The other thing we realized shortly after opening is there are other uses for medical simulation, including assessment, process improvement and research. We were the first simulation center to publish in the New England Journal of Medicine.
How would describe your style as a clinical educator?
CP: Here is what I say to my fellows all the time: If you’re not passionate about what you do and people don’t feel the energy that you get from teaching, then they’re not going to pay attention to you. You’ve got be interested in what you’re doing. I embraced simulation as one tool in education, and began to use it in an active and much more engaging way.

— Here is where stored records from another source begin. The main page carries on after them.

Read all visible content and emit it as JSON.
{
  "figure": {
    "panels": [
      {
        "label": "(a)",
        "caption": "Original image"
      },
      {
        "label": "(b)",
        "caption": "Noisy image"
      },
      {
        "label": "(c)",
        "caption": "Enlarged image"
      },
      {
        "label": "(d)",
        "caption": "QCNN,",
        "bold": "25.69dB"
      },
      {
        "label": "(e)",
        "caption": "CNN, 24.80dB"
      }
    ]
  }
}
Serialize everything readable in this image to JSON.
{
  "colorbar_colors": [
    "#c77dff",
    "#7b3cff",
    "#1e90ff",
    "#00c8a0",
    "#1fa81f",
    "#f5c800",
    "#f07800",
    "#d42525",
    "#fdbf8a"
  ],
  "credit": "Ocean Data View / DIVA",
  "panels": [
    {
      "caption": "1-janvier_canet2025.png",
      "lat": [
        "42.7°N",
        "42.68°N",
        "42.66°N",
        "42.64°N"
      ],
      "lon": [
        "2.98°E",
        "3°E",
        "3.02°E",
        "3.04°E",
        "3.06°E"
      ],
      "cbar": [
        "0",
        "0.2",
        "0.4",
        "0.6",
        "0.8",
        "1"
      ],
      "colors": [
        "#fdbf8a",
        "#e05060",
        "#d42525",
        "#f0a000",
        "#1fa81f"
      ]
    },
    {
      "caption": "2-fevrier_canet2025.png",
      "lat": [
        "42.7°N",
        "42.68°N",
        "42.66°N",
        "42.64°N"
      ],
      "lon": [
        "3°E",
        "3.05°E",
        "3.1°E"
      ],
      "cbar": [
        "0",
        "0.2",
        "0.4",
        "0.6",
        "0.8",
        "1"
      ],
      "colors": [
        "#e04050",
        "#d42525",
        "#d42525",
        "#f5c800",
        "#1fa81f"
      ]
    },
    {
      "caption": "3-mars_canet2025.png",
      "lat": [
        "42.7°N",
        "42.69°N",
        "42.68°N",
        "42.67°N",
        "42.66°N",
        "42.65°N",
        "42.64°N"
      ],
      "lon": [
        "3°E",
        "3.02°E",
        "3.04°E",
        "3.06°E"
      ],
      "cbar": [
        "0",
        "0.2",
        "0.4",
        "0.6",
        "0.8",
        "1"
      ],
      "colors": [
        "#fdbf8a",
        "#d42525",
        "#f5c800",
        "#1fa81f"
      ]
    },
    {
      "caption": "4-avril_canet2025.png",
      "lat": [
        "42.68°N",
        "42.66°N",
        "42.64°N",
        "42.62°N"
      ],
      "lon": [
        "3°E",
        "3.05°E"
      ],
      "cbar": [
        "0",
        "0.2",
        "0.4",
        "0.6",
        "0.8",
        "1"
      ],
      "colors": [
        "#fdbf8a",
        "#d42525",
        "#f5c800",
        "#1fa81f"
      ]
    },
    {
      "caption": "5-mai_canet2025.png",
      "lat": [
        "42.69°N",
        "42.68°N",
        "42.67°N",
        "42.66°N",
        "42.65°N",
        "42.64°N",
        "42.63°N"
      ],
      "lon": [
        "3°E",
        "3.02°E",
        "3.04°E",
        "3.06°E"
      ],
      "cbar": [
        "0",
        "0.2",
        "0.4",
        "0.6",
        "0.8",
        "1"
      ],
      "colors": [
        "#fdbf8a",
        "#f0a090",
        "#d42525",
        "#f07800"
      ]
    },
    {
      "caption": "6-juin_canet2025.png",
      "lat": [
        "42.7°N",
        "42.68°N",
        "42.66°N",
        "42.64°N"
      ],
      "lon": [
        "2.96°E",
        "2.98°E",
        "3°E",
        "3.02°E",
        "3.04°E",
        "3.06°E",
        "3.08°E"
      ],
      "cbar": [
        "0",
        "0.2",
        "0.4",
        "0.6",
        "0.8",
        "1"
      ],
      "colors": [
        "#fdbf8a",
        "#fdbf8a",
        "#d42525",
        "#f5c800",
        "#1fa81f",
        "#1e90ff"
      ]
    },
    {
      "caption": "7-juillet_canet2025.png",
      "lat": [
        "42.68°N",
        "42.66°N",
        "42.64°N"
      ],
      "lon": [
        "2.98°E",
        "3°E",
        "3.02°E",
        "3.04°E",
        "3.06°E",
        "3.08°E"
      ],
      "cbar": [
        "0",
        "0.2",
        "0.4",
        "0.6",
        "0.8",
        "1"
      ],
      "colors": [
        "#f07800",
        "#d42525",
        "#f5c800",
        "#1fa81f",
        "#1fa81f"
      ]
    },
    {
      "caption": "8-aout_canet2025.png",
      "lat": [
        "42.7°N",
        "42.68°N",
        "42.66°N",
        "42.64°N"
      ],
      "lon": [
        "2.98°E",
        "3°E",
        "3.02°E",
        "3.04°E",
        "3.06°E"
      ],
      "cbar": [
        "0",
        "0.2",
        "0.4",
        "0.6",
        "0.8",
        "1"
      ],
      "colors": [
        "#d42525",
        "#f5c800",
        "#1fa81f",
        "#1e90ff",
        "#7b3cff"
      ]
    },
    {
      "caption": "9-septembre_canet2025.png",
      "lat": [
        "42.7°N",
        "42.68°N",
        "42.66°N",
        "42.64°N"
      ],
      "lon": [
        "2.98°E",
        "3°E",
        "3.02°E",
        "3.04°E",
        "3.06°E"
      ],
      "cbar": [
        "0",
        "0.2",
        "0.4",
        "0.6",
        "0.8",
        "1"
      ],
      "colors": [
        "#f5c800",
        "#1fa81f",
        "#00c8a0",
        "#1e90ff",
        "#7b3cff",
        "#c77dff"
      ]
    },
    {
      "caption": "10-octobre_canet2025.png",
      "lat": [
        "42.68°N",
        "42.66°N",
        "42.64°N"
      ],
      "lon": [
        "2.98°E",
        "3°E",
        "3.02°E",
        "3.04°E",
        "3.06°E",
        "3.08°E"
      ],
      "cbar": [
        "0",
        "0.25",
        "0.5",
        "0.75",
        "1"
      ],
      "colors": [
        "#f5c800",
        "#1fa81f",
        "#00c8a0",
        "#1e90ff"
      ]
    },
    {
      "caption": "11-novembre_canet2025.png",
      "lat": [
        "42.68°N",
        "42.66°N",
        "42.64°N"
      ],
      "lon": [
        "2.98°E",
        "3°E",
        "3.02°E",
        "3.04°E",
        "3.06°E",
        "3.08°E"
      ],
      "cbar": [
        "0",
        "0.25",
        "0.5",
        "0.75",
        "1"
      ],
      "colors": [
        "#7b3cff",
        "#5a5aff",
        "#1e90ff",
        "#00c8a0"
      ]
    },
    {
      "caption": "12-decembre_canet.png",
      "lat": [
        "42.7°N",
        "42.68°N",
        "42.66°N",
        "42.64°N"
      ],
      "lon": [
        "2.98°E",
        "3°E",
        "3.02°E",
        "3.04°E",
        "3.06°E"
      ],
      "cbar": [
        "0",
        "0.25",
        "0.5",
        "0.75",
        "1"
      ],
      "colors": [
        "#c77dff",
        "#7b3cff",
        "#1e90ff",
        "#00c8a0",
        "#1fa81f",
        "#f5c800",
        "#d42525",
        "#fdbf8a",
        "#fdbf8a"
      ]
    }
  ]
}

In addition, I think that humility is incredibly important to bring to the clinical bedside because we aren’t always going to know everything. And if we’re not accepting of our fallibility, then we’re not going to be accepting of suggestions. Our patients deserve the best care, and it doesn’t matter to them if I have the answer or the nursing student does—they just want the right thing to be done.
What do you see as your greatest accomplishment as a clinical educator?
CP: I would say the introduction of inter-professional, non-technical education into the Brigham and Women’s community, which has helped to change the culture of the institution. I think it is incredibly important—more important than almost anything else we do.
Historically, doctors trained with doctors, nurses trained with nurses, anesthesiologists trained with anesthesiologists, obstetricians trained with obstetricians and so on. However, when things happen, they most often have to come together and work smoothly as a team—and without training, why should we expect them to be able to do that?
My mantra is, “The answer is almost always in the room; it just doesn’t always get to the patient.” If I give a group of clinicians a test, there’d be a spectrum of scores. Some people would do well, and others wouldn’t. But if I gave them one test to complete collaboratively, I can almost guarantee they would get a 100 percent. Usually, when mistakes are made, it’s about lack of communication. And what we try to do here is level the hierarchies so people feel comfortable taking suggestions and speaking up when they have something to add. That’s a really critical element of patient care, which has just recently been brought to the forefront.
Brigham and Women’s Hospital has been doing inter-professional education for over 12 years, and we were the first place where doctors and nurses learned together to our patients’ benefit. That’s what I’m most proud of.